À 52 ans, Xavier Astolfi, diplômé de Polytechnique et de l’École des mines de Paris, est nommé à la tête de la coopérative sucrière Cristal Union après le départ en retraite d’Alain Commissaire.

Quelle stratégie allez-vous mettre en place pour les années à venir ?

Depuis la fin des quotas en 2017, nous nous sommes appuyés sur la force de notre modèle coopératif pour nous transformer. Notre stratégie de recentrage sur les marchés européens, notamment du sud de l’Europe, a été payante. Les ventes hors Union européenne ne représentent plus que 10 % de notre production. Nous avons renouvelé notre offre de produits en la rendant plus flexible et renforcé notre performance industrielle. J’entends poursuivre dans cette voie pour permettre à la coopérative de relever tous les défis qui l’attendent.

Quels défis avez-vous identifiés pour la filière du sucre et la coopérative ?

La France veut renforcer sa souveraineté alimentaire mais, en même temps, la société demande des produits moins sucrés, plus allégés. Nous allons proposer des produits avec du sucre et autre chose. Nous allons assister à la disparition progressive du moteur thermique, ce qui va se traduire, à terme, par une baisse de la consommation de bioéthanol. Nos usines vont devoir être très flexibles et passer du sucre, à l’alcool et au bioéthanol en fonction de la demande des marchés.

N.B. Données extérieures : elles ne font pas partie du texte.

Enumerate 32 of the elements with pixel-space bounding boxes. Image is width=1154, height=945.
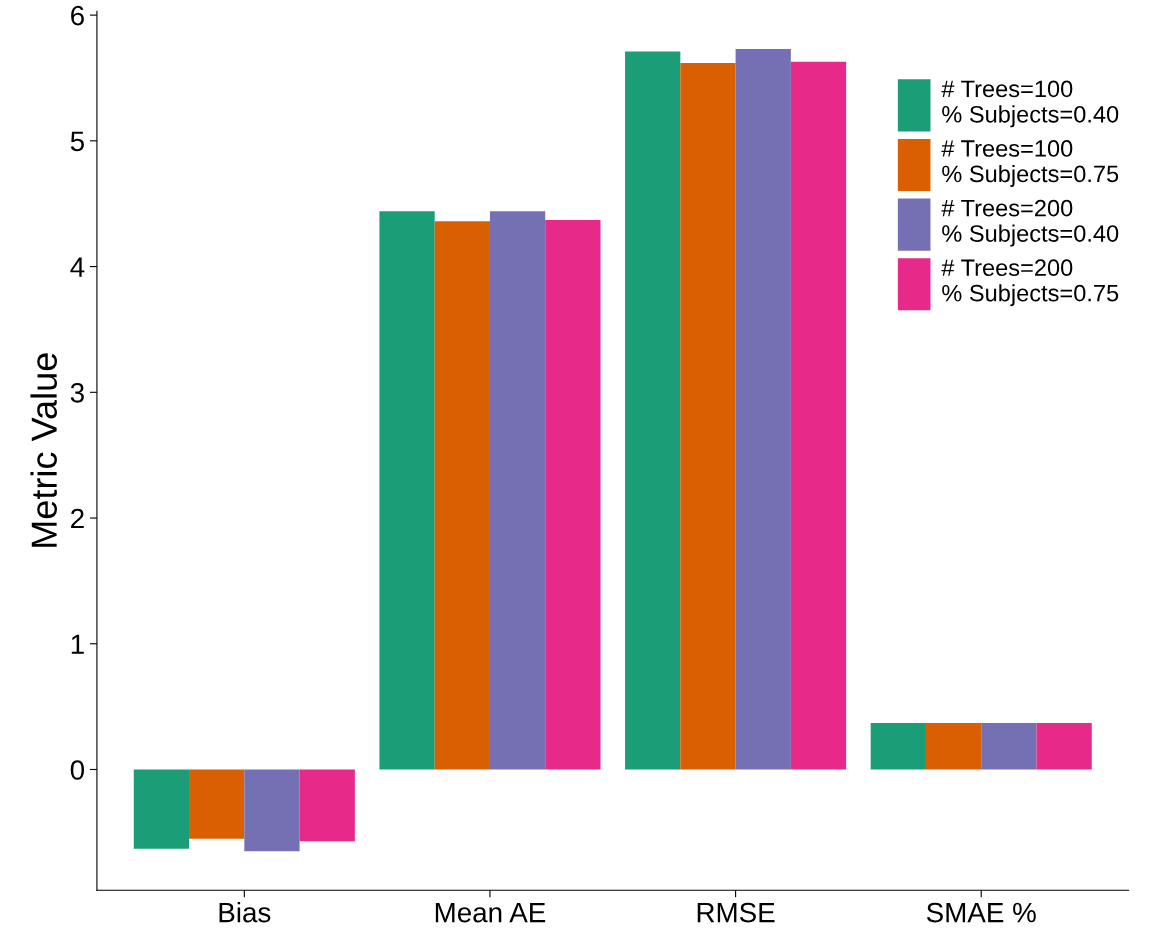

Le Green Deal européen et la stratégie Farm to Fork nous imposent une réduction de notre consommation d’énergie fossile. Nous avons déjà investi 120 millions d’euros sur deux ans, pour réduire notre consommation d’énergie. Nous allons poursuivre en réduisant de 35 % nos émissions de CO2 d’ici à 2030. Nous allons investir par exemple 35 millions d’euros pour remplacer l’énergie fossile par de la biomasse dans nos unités de déshydratation de pulpes de Sainte-Émilie et Bazancourt.

Et sur le plan agricole ?

C’est notre quatrième défi, les agriculteurs vont devoir utiliser moins d’engrais et de produits phytosanitaires. Le rôle de la coopérative est primordial pour les accompagner dans l’évolution de leurs pratiques agricoles, dans l’utilisation de produits naturels, de digestats de méthaniseurs… avec la volonté d’assurer une bonne rémunération des coopérateurs. Les bons résultats que nous avons obtenus l’an dernier, et que nous obtiendrons cette année, nous ont permis d’augmenter le prix payé pour les betteraves et montrent que nous avons une marge de manœuvre.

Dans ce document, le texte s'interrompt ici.